Вот только сам виновник гибели шестидесяти человек никогда не испытывал угрызений совести по этому поводу. Ведь он всего лишь исполнял приказ. Товарищи из Томска поставили ему задачу поджечь костер восстания в Кольчугино, и он эту задачу с блеском выполнил, невзирая на сопротивление отдельных несознательных личностей из числа местных подпольщиков! Да еще и сам ухитрился не сгореть в огне им же подожжённого костра. А вспыхнувшее пламя увидели рабочие изо всех уголков Сибири, и в ответ они наверняка зажгут в своих городах и селах еще большие костры, которые, объединившись в одно огромное зарево, огненным вихрем сметут с лица Земли ненавистный колчаковский режим! А может, и не зажгут. Но это уже не проблемы поджигателя. Он свое дело сделал.

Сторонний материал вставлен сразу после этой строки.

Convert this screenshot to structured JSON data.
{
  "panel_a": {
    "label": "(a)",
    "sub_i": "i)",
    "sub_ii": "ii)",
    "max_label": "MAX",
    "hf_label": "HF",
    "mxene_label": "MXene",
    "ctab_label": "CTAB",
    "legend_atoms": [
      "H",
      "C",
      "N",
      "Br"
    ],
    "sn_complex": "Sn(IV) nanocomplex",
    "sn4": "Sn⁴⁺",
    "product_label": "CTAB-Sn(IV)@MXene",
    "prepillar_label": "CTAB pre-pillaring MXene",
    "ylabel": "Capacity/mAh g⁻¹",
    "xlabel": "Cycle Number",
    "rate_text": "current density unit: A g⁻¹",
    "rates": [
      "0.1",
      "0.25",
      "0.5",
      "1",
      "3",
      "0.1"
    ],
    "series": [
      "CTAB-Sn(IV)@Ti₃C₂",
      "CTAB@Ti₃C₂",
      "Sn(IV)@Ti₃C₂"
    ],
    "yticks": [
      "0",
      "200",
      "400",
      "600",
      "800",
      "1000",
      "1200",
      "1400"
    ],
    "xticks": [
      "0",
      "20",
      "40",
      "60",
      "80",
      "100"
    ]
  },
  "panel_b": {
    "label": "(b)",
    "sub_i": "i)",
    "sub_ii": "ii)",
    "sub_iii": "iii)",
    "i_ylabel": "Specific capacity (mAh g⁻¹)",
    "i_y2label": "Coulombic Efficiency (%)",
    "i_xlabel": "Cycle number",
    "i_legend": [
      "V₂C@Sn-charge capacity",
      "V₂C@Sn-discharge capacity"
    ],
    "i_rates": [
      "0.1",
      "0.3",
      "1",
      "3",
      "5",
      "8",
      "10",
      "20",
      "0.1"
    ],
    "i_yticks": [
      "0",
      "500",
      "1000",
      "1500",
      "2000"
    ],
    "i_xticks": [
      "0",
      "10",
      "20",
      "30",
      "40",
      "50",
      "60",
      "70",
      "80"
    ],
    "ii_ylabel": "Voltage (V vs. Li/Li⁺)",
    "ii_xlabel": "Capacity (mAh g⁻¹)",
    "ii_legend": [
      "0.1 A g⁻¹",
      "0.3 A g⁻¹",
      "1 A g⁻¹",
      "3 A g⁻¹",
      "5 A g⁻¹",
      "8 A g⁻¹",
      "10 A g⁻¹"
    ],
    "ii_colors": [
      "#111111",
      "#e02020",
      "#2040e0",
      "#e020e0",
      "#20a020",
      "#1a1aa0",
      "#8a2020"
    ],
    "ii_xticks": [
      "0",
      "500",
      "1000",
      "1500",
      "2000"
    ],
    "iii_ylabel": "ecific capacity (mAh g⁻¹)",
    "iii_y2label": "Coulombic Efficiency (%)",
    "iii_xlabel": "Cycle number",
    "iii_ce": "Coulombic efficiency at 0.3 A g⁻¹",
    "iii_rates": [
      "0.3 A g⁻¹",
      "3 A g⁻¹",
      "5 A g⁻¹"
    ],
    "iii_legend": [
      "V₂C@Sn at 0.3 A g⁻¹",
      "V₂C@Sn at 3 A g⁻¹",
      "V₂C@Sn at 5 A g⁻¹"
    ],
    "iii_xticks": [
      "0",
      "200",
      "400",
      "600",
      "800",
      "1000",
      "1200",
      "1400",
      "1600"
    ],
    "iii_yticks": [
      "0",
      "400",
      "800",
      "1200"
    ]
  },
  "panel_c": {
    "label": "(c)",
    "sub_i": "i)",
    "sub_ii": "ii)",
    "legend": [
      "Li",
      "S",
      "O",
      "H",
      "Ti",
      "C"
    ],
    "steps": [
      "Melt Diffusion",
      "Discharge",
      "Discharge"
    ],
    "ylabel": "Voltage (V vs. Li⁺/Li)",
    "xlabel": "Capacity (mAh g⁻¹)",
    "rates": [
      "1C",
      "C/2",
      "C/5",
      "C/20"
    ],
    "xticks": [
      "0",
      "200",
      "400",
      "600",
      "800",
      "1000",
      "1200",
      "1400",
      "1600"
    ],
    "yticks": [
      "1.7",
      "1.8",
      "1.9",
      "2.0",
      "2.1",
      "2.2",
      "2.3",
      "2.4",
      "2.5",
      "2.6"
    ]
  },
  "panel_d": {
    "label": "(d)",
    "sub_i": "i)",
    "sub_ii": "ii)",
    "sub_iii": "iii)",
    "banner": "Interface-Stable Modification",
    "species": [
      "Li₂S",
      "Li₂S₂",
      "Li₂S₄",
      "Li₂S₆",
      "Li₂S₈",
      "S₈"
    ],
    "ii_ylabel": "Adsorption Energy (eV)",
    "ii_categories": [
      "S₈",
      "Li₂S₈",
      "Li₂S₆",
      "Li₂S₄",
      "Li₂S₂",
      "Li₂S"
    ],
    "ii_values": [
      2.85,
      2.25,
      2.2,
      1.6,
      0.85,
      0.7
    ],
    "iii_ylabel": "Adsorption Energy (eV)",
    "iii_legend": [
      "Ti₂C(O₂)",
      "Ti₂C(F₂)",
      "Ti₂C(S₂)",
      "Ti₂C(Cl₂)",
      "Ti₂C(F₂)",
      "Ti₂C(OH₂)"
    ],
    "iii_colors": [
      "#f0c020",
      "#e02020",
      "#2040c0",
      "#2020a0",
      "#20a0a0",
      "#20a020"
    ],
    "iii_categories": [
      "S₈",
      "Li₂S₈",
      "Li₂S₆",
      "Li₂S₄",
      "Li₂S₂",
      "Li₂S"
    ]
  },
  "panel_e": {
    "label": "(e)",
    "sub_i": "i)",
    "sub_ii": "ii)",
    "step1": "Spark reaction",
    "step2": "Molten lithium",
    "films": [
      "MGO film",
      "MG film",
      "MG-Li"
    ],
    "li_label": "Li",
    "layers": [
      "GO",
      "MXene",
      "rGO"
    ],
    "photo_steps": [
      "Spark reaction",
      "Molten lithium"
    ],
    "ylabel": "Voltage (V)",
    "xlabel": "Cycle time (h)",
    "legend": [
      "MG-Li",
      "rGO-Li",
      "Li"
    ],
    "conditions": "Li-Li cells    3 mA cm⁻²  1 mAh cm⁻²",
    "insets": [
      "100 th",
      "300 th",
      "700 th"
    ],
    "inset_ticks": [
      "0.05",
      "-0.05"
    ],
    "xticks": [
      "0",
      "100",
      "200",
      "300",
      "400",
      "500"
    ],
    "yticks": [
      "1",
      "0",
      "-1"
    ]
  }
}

Как бы не хотелось автору в конце рассказа написать, что Голиков впоследствии получил по заслугам от своих бывших товарищей, но увы… Бежав из Кольчугино, Петр Клавдиевич присоединился к одному из красных партизанских отрядов, участвовал в восстановлении советской власти на Алтае, потом служил на ответственных должностях в Ачинском исполкоме и Красноярском губкоме, а из Красноярска его сплавили (судя по приведенной выше характеристике), в Новосибирск, назначив главным редактором газеты «Сельская правда». И в 1936 году в возрасте 45 лет пламенный революционер и видный большевик Петр Клавдиевич Голиков тихо и мирно скончался в своей постели после тяжелой болезни, вряд ли хотя бы раз вспомнив о сгоревших когда-то на подожженном им костре ни в чем не повинных людях. А Мартовское восстание в Ленинске-Кузнецком навсегда войдет в историю не только как пример героизма его простых участников, но и как печальный памятник подлости, предательству и трусости его вождей.

При подготовке статьи использовалась информация из книги История Кузбасса в 3 томах. Том II. Кузнецкий край на переломе эпох в 1890-х — начале 1940-х годов. Книга 1. Кемерово, 2021 год.